Порфирий Парфентьевич мокрыми руками обнимал мокрый ватник Берестовского.

— У меня у самого сыновья там…

Он постоял молча перед ними с минуту и, не сказав больше ни слова, медленно и тяжело шагнул в темноту. Еще некоторое время виднелась его черная фигура, потом стало слышно только чавканье сапог в грязи, потом они очутились наедине с темнотой и дорогой.

Через полтора месяца Берестовский и Пасеков перешли линию фронта под Валуйками.

11

Из записок Павла Берестовского

Земля содрогалась и гудела под нами.

Мирных сидел на сене, вытянув ноги вперед, и протирал очки. Белый платок как птица бился в его руках.

Рассветный серый сумрак начинал омывать землю. Звезды еще мерцали кое-где, словно мелкие искры в холодном пепле, земля тоже походила на пепел, седые капли росы на траве казались мелкими звездами, что просыпались на землю.

Возникая на востоке и распарывая небо гудением, волна за волною над хутором проходили бомбардировщики, штурмовики и истребители.
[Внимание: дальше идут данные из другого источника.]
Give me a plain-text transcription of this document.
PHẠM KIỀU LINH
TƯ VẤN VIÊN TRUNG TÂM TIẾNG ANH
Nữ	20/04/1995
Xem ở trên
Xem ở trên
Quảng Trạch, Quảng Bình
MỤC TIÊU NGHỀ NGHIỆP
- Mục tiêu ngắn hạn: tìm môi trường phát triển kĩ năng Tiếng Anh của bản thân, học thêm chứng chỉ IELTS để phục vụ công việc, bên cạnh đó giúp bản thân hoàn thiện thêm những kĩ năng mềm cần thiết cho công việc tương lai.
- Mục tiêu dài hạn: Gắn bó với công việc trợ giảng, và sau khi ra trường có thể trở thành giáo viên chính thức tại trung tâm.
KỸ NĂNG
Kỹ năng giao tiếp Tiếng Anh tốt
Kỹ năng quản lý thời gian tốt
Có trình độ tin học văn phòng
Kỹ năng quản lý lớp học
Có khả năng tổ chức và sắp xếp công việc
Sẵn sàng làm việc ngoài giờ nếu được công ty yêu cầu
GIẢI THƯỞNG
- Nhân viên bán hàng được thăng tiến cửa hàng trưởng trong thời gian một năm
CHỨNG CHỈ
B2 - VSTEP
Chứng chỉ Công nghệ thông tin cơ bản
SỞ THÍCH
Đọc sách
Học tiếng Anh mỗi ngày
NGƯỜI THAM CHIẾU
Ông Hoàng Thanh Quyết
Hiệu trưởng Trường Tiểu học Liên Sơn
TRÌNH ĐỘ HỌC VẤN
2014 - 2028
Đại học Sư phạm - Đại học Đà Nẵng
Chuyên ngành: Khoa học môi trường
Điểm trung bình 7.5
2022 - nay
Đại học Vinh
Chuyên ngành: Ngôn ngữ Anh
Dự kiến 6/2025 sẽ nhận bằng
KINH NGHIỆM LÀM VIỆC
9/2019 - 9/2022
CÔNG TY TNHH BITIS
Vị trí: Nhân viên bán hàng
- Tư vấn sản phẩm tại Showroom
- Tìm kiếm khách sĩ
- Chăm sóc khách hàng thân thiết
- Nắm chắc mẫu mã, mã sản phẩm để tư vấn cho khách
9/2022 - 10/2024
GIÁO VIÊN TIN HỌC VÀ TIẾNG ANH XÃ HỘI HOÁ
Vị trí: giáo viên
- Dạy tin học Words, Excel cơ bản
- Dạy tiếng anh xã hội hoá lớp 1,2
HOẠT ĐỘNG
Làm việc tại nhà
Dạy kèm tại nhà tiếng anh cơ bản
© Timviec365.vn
Они шли на разной высоте, и нижние звенья этой огромной воздушной армады казались станицами больших голубовато-серых птиц, а на крылья истребителей, что летели на большой высоте и казались совсем маленькими, солнце, которого еще не видно было с земли, уже клало теплые розовые и желтые отсветы.

Из моей избы вышли Пасеков и Миня, Миня был как свежий огурчик, Пасеков почернел лицом, угли его выпуклых глаз были словно присыпаны пеплом, волосы перышками торчали на монгольском черепе. Мне стало жалко его. В соседнем дворе появился Дубковский. Варвара шла к нам с Аниськиного двора, перебрасывая через голову ремень своего фотоаппарата. Аниська бежала за ней, обливаясь слезами. Александровна тоже вышла из своей избы, как всегда вся в черном, повязанная своим неизменным платком, но не подошла к нам, а, остановившись на меже, из-под руки стала смотреть в небо.

— Началось, — сказал Мирных.

Земля непрерывно содрогалась. Окна Людиной избы, у которой мы все стояли, часто дребезжали.

— Вот даем, вот даем! — восхищенно выкрикнул Миня. — Ничего подобного я не слышал даже под Сталинградом…

Аниська утерла глаза уголком платка и, глядя Мине прямо в глаза, спросила:

— Куда ты девал Люду?

— Съел я твою Люду! — огрызнулся Миня. — Я людоед… Ам-ам!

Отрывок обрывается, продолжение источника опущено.